A song later a squat, drunken man in a cowboy hat started to dance next to one of the women at the front of block twenty two. His seat was over the aisle in the next block, twenty three, and Stuart was slow on the scene again. The man was grinding himself against the older looking lady. It was painful to watch. A small boy in the seat next to the one vacated by the drunken cowboy studied the floor. Stuart’s felt a sharp surge of pity, then got a grip of himself.
“Sir, can you dance where you’re sitting please?!” Stuart yelled into the cowboy’s ear, battling over a rockier Stewart song.
“Yeah, go on, go back.” The arse-grinding victim told the cowboy; he said nothing, grinned at nobody in particular and went on grinding.
“Sir,” Stuart said with a firm hand on his shoulder and what he hoped was a gruffer tone, “get back to your own seat now!”
“Yeah, c’mon now, off you go.” Probably more under the advice of his victim, the cowboy tottered off across the aisle and into his row next to the boy, a matter of yards away. The victim’s slightly younger friend smiled at Stuart, “Never mind. What’s your name?”
He had hoped nobody would ask that, then pounce on the obvious Stuart-Steward hilarity.
“Erm, Stuart.” Stuart hastily retreated back to his spot. She hadn’t laughed.
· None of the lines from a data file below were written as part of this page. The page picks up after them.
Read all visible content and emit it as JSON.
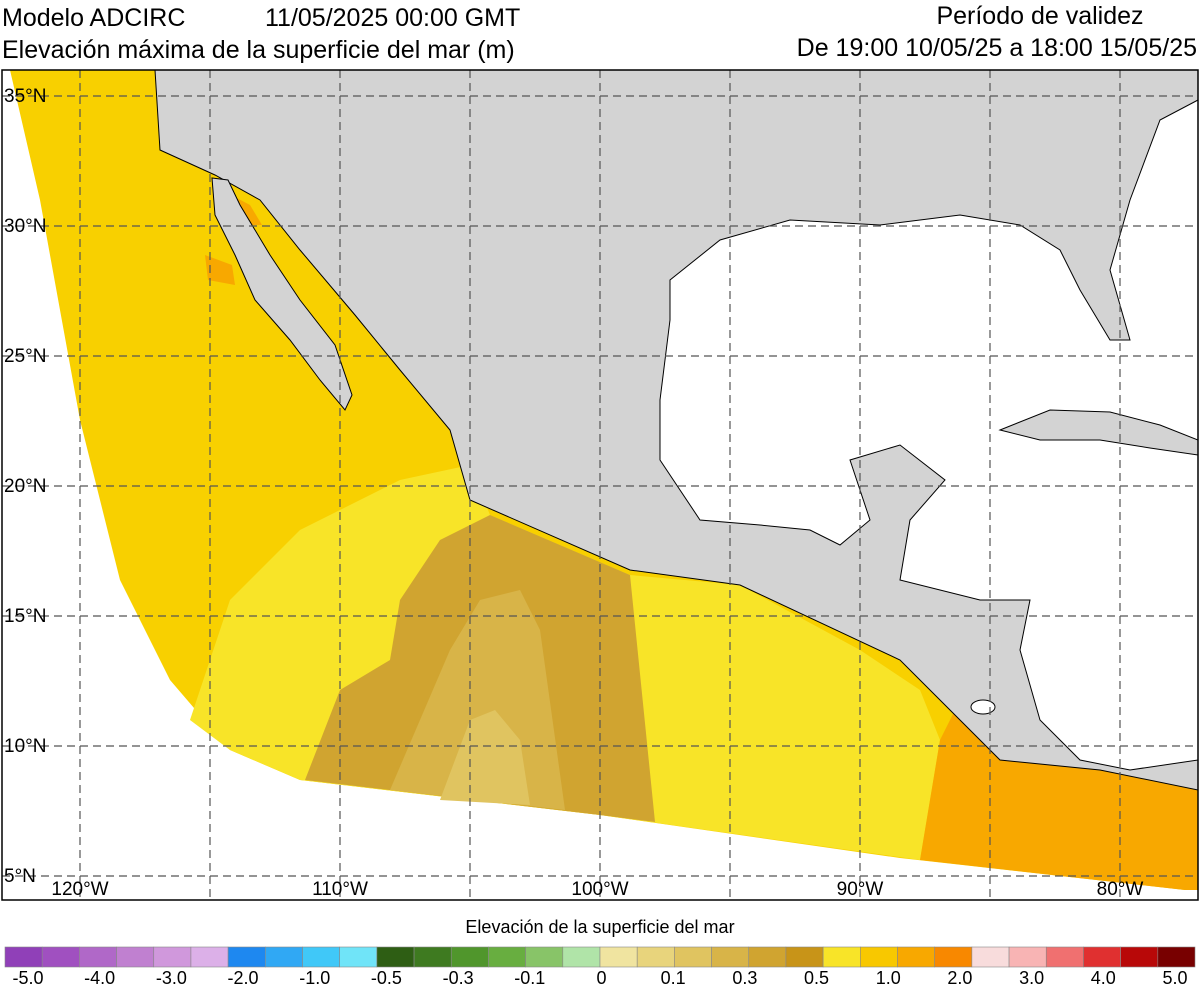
{
  "header": {
    "model": "Modelo ADCIRC",
    "date": "11/05/2025 00:00 GMT",
    "subtitle": "Elevación máxima de la superficie del mar (m)",
    "validity_title": "Período de validez",
    "validity_range": "De 19:00 10/05/25 a 18:00 15/05/25"
  },
  "map": {
    "lat_ticks": [
      {
        "value": 35,
        "label": "35°N"
      },
      {
        "value": 30,
        "label": "30°N"
      },
      {
        "value": 25,
        "label": "25°N"
      },
      {
        "value": 20,
        "label": "20°N"
      },
      {
        "value": 15,
        "label": "15°N"
      },
      {
        "value": 10,
        "label": "10°N"
      },
      {
        "value": 5,
        "label": "5°N"
      }
    ],
    "lon_ticks": [
      {
        "value": -120,
        "label": "120°W"
      },
      {
        "value": -110,
        "label": "110°W"
      },
      {
        "value": -100,
        "label": "100°W"
      },
      {
        "value": -90,
        "label": "90°W"
      },
      {
        "value": -80,
        "label": "80°W"
      }
    ],
    "lon_grid": [
      -120,
      -115,
      -110,
      -105,
      -100,
      -95,
      -90,
      -85,
      -80
    ]
  },
  "colorbar": {
    "title": "Elevación de la superficie del mar",
    "colors": [
      "#9040b8",
      "#a050c0",
      "#b068c8",
      "#c080d0",
      "#d098dc",
      "#dcb0e8",
      "#1e88f0",
      "#30a8f4",
      "#40c8f8",
      "#70e4f8",
      "#2e5e14",
      "#3e7a20",
      "#50962c",
      "#68ae40",
      "#88c468",
      "#b0e4a8",
      "#f0e4a0",
      "#e8d47c",
      "#e0c460",
      "#d8b448",
      "#d0a430",
      "#c89418",
      "#f8e428",
      "#f8c800",
      "#f8a800",
      "#f88800",
      "#f8dcdc",
      "#f8b4b4",
      "#f07070",
      "#e03030",
      "#b80808",
      "#780000"
    ],
    "labels": [
      {
        "value": -5,
        "label": "-5.0"
      },
      {
        "value": -4,
        "label": "-4.0"
      },
      {
        "value": -3,
        "label": "-3.0"
      },
      {
        "value": -2,
        "label": "-2.0"
      },
      {
        "value": -1,
        "label": "-1.0"
      },
      -0.5,
      -0.3,
      -0.1,
      0,
      0.1,
      0.3,
      0.5,
      {
        "value": 1,
        "label": "1.0"
      },
      {
        "value": 2,
        "label": "2.0"
      },
      {
        "value": 3,
        "label": "3.0"
      },
      {
        "value": 4,
        "label": "4.0"
      },
      {
        "value": 5,
        "label": "5.0"
      }
    ]
  }
}
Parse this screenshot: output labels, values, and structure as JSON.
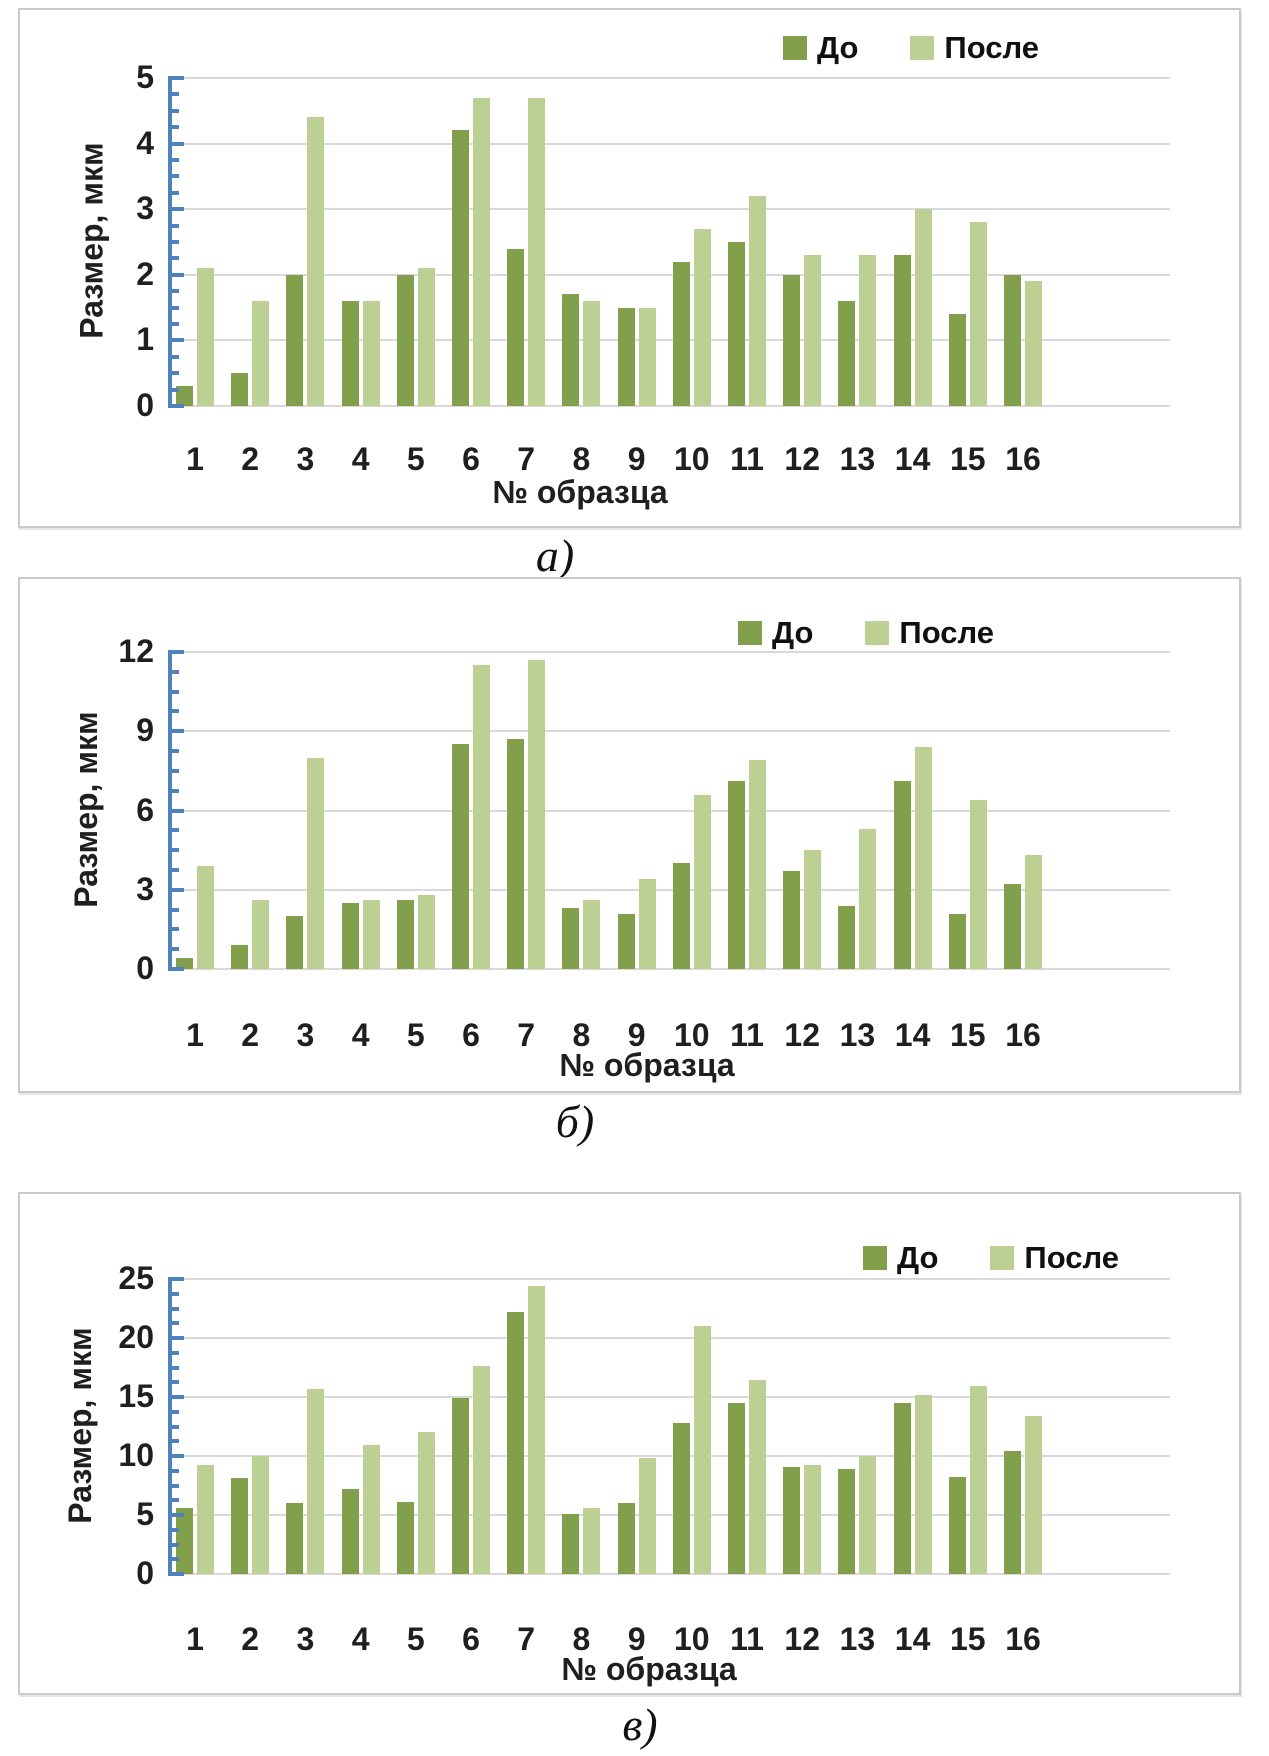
{
  "figure": {
    "captions": {
      "a": "а)",
      "b": "б)",
      "v": "в)"
    }
  },
  "colors": {
    "do": "#82A04B",
    "posle": "#BDD093",
    "grid": "#D9D9D9",
    "axis": "#4F81BD",
    "panel_border": "#C9C9C9",
    "text": "#1F1F1F",
    "background": "#FFFFFF"
  },
  "legend": {
    "do_label": "До",
    "posle_label": "После",
    "position": "top-right"
  },
  "chart_data": [
    {
      "id": "a",
      "type": "bar",
      "caption": "а)",
      "title": "",
      "ylabel": "Размер, мкм",
      "xlabel": "№ образца",
      "categories": [
        "1",
        "2",
        "3",
        "4",
        "5",
        "6",
        "7",
        "8",
        "9",
        "10",
        "11",
        "12",
        "13",
        "14",
        "15",
        "16"
      ],
      "series": [
        {
          "name": "До",
          "color": "#82A04B",
          "values": [
            0.3,
            0.5,
            2.0,
            1.6,
            2.0,
            4.2,
            2.4,
            1.7,
            1.5,
            2.2,
            2.5,
            2.0,
            1.6,
            2.3,
            1.4,
            2.0
          ]
        },
        {
          "name": "После",
          "color": "#BDD093",
          "values": [
            2.1,
            1.6,
            4.4,
            1.6,
            2.1,
            4.7,
            4.7,
            1.6,
            1.5,
            2.7,
            3.2,
            2.3,
            2.3,
            3.0,
            2.8,
            1.9
          ]
        }
      ],
      "ylim": [
        0,
        5
      ],
      "yticks": [
        0,
        1,
        2,
        3,
        4,
        5
      ],
      "grid": true,
      "legend_position": "top-right"
    },
    {
      "id": "b",
      "type": "bar",
      "caption": "б)",
      "title": "",
      "ylabel": "Размер, мкм",
      "xlabel": "№ образца",
      "categories": [
        "1",
        "2",
        "3",
        "4",
        "5",
        "6",
        "7",
        "8",
        "9",
        "10",
        "11",
        "12",
        "13",
        "14",
        "15",
        "16"
      ],
      "series": [
        {
          "name": "До",
          "color": "#82A04B",
          "values": [
            0.4,
            0.9,
            2.0,
            2.5,
            2.6,
            8.5,
            8.7,
            2.3,
            2.1,
            4.0,
            7.1,
            3.7,
            2.4,
            7.1,
            2.1,
            3.2
          ]
        },
        {
          "name": "После",
          "color": "#BDD093",
          "values": [
            3.9,
            2.6,
            8.0,
            2.6,
            2.8,
            11.5,
            11.7,
            2.6,
            3.4,
            6.6,
            7.9,
            4.5,
            5.3,
            8.4,
            6.4,
            4.3
          ]
        }
      ],
      "ylim": [
        0,
        12
      ],
      "yticks": [
        0,
        3,
        6,
        9,
        12
      ],
      "grid": true,
      "legend_position": "top-right"
    },
    {
      "id": "v",
      "type": "bar",
      "caption": "в)",
      "title": "",
      "ylabel": "Размер, мкм",
      "xlabel": "№ образца",
      "categories": [
        "1",
        "2",
        "3",
        "4",
        "5",
        "6",
        "7",
        "8",
        "9",
        "10",
        "11",
        "12",
        "13",
        "14",
        "15",
        "16"
      ],
      "series": [
        {
          "name": "До",
          "color": "#82A04B",
          "values": [
            5.6,
            8.1,
            6.0,
            7.2,
            6.1,
            14.9,
            22.2,
            5.1,
            6.0,
            12.8,
            14.5,
            9.1,
            8.9,
            14.5,
            8.2,
            10.4
          ]
        },
        {
          "name": "После",
          "color": "#BDD093",
          "values": [
            9.2,
            10.0,
            15.7,
            10.9,
            12.0,
            17.6,
            24.4,
            5.6,
            9.8,
            21.0,
            16.4,
            9.2,
            10.0,
            15.2,
            15.9,
            13.4
          ]
        }
      ],
      "ylim": [
        0,
        25
      ],
      "yticks": [
        0,
        5,
        10,
        15,
        20,
        25
      ],
      "grid": true,
      "legend_position": "top-right"
    }
  ]
}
Everyone stood for the next track. Stuart saw the girl with the bottom who’d asked where the toilet was being swayed in her boyfriend’s arms. The bloke was thoroughly enjoying himself, singing and smiling, unaware that his beautiful girlfriend looked so bored. Stuart caught the girl’s eye and looked away again.
It’s impossible not to catch eyes when you’re stood facing a few thousand pairs, he reasoned, before dreaming up a scenario whereby he prised the girl from her boyfriend’s grasp, whisked her away... -Stuart’s reverie was broken when he was hit on the back of the head by a football and six sweaty, hairy drunken men piled on top of him.
Clones were quickly there and ordered the men back to their seats; one of them, the proud new owner of a football signed by Rod Stewart and his band. Stuart emerged shocked but unharmed, which was fortunate as he wasn’t asked if he was okay and certainly wasn’t given the option to take a break. His row of friends were still laughing as he resumed his standing position.
Stuart didn’t feel like he was commanding respect very well.
A hippy looking middle-aged woman approached down the middle aisle - which Stuart had long since tried to keep clear. She wore a thick cap and mischievous grin, and stopped short of the two person barrier Stuart had become half of. He could see what was coming but couldn’t do anything. She put her cap on Stuart’s head. He immediately took it off and offered it back to her.
“You look like one of them people who stand outside Buckingham Palace.”
She didn’t accept it back.
“Oh,” he raised his eyebrows, held her cap, looked over her head and tried not to feel stupid.
“Smile! Does it urt?”
“Yeah. I’m a miserable bastard.” She smiled and took her cap back.
“No offence like, but d’you feel like a birruva twat?” She’d said it softly, without malice, it deserved an honest answer.
Stuart took longer to answer than normal and thought properly about it, reassessing everything he’d done since he’d clocked in: denying that warm buzz of humanity, being a general nuisance to people by obstructing their views and not allowing people to dance in certain places; wearing a ridiculous flourescent green puffer jacket and clip-on tie, obeying the clones, having a boss called Magic.
“Completely,” he said.
Rod Stewart’s final track. A popular song, The Popular Song. The crowd rose, hands in the air, “We are sailing… WE ARE SAILING!!” some screeching like they’d never need their voices again. Rippling, intense swells of good feeling like none before. Thousands of people united. Stuart remained apparently untouchable.
Rod Stewart said his goodbyes and left the stage. The lighting on the stage changed and a recorded song by a different artist started playing at lower volume. Disappointed groans joined the applause, which slowly faded into the hubbub of chatter.